11.4 Changing Internal Web Service Certificates and Key Material

In general, the TPD and web services are configured to work with self-signed certificates. You can replace the appworks certificates using the procedures described in this section.

Assumptions

The following procedure assumes that you have already obtained a signed certificate or key file from the customer’s certificate authority and that these files are in the .pem format.

Each server in the topology needs its own certificate or key pair. The certificate must have a DN field that matches the hostname of the server. The following procedures assume the customer provides files in this naming convention:
  • <hostname>_crt.pem – a PEM encoded X.509 certificate for the host <hostname>
  • <hostname>_priv.pem – a PEM encoded private key for the host <hostname>

Ensure that the private key file is not protected with a passphrase.

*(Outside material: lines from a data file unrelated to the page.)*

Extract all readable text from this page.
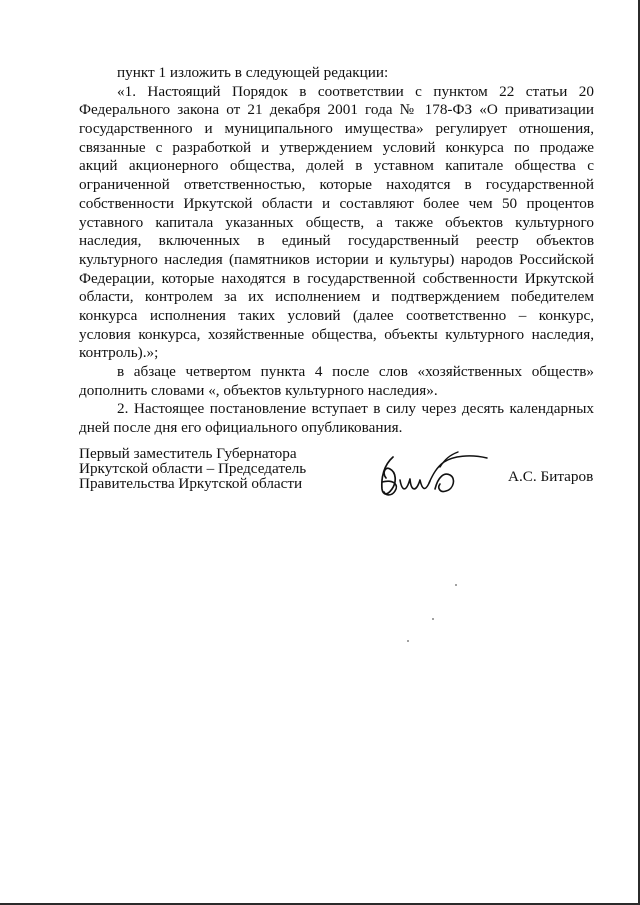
пункт 1 изложить в следующей редакции:
«1. Настоящий Порядок в соответствии с пунктом 22 статьи 20
Федерального закона от 21 декабря 2001 года № 178-ФЗ «О приватизации
государственного и муниципального имущества» регулирует отношения,
связанные с разработкой и утверждением условий конкурса по продаже
акций акционерного общества, долей в уставном капитале общества с
ограниченной ответственностью, которые находятся в государственной
собственности Иркутской области и составляют более чем 50 процентов
уставного капитала указанных обществ, а также объектов культурного
наследия, включенных в единый государственный реестр объектов
культурного наследия (памятников истории и культуры) народов Российской
Федерации, которые находятся в государственной собственности Иркутской
области, контролем за их исполнением и подтверждением победителем
конкурса исполнения таких условий (далее соответственно – конкурс,
условия конкурса, хозяйственные общества, объекты культурного наследия,
контроль).»;
в абзаце четвертом пункта 4 после слов «хозяйственных обществ»
дополнить словами «, объектов культурного наследия».
2. Настоящее постановление вступает в силу через десять календарных
дней после дня его официального опубликования.
Первый заместитель Губернатора
Иркутской области – Председатель
Правительства Иркутской области	А.С. Битаров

Creating and Distributing a separate Certificate and Key PEM File

Perform the following steps to create and distribute a separate certificate and key PEM file:
  1. Log in as admusr on the active NOA server.
    Login: admusr
Password: <current admin user password>
  2. Copy all of the <hostname>_crt.pem and <hostname>_priv.pem files to the home directory for admusr on the active NOA using a utility such as scp or rsync.
  3. Run the following steps to confirm and verify the certificate or key pairs:
    1. Confirm each of the certificate or key pairs are compatible (assume <hostname> is noa):
      $ openssl rsa -noout -modulus -in noa_priv.pem | openssl md5 
(stdin)= eef417fb3f018862034ae8e9f3a0b56e
      $ openssl x509 -noout -modulus -in noa_crt.pem | openssl md5 
(stdin)= eef417fb3f018862034ae8e9f3a0b56e
    2. Verify the md5 output matches for each <hostname> certificate or private key pair. Additionally, the md5 should be different for different <hostnames>.
  4. Copy the private key and certificate to the server (again, assume <hostname> is noa):
    $ scp noa_priv.pem admusr@noa:
$ scp noa_crt.pem admusr@noa:

    Note:

    Repeat the above procedure for each <hostname>.

Installing a separate PEM and CERT File on Each Distinct <hostname>

After creating the separate certificate and private key PEM file for each server in the topology, you must log into each server in the topology and install the PEM file as follows:
  1. Log in as admusr on the <hostname> (assume <hostname> is noa):
    $ ssh admusr@noa
  2. Run the following commands to copy your new certificate/private key pair PEM file into place (assume <hostname> is noa):
    $ sudo cp noa_priv.pem /usr/TKLC/appworks/etc/ssl
$ sudo chown awadmin:awadm /usr/TKLC/appworks/etc/ssl/noa_priv.pem
$ sudo chmod 640 /usr/TKLC/appworks/etc/ssl/noa_priv.pem

$ sudo cp noa_crt.pem /usr/TKLC/appworks/etc/ssl/ 
$ sudo chown awadmin:awadm /usr/TKLC/appworks/etc/ssl/noa_crt.pem
$ sudo chmod 640 /usr/TKLC/appworks/etc/ssl/noa_crt.pem
  3. Run the following commands to replace the existing combined certificate or private key file with the new file:
    $ sudo mv /usr/TKLC/appworks/etc/ssl/server.crt /usr/TKLC/appworks/etc/ssl/old_server.crt

$ sudo ln -s /usr/TKLC/appworks/etc/ssl/noa_crt.pem /usr/TKLC/appworks/etc/ssl/server.crt 

$ sudo mv /usr/TKLC/appworks/etc/ssl/server.pem /usr/TKLC/appworks/etc/ssl/old_server.pem

$ sudo ln -s /usr/TKLC/appworks/etc/ssl/noa_priv.pem /usr/TKLC/appworks/etc/ssl/server.pem
  4. Run the following commands to restart the configuration web services and exit:
    $ sudo pm.kill apwSoapServer
$ sudo pm.kill cmsoapa
$ exit

    Note:

    Repeat the above procedure for each and every distinct <hostname>.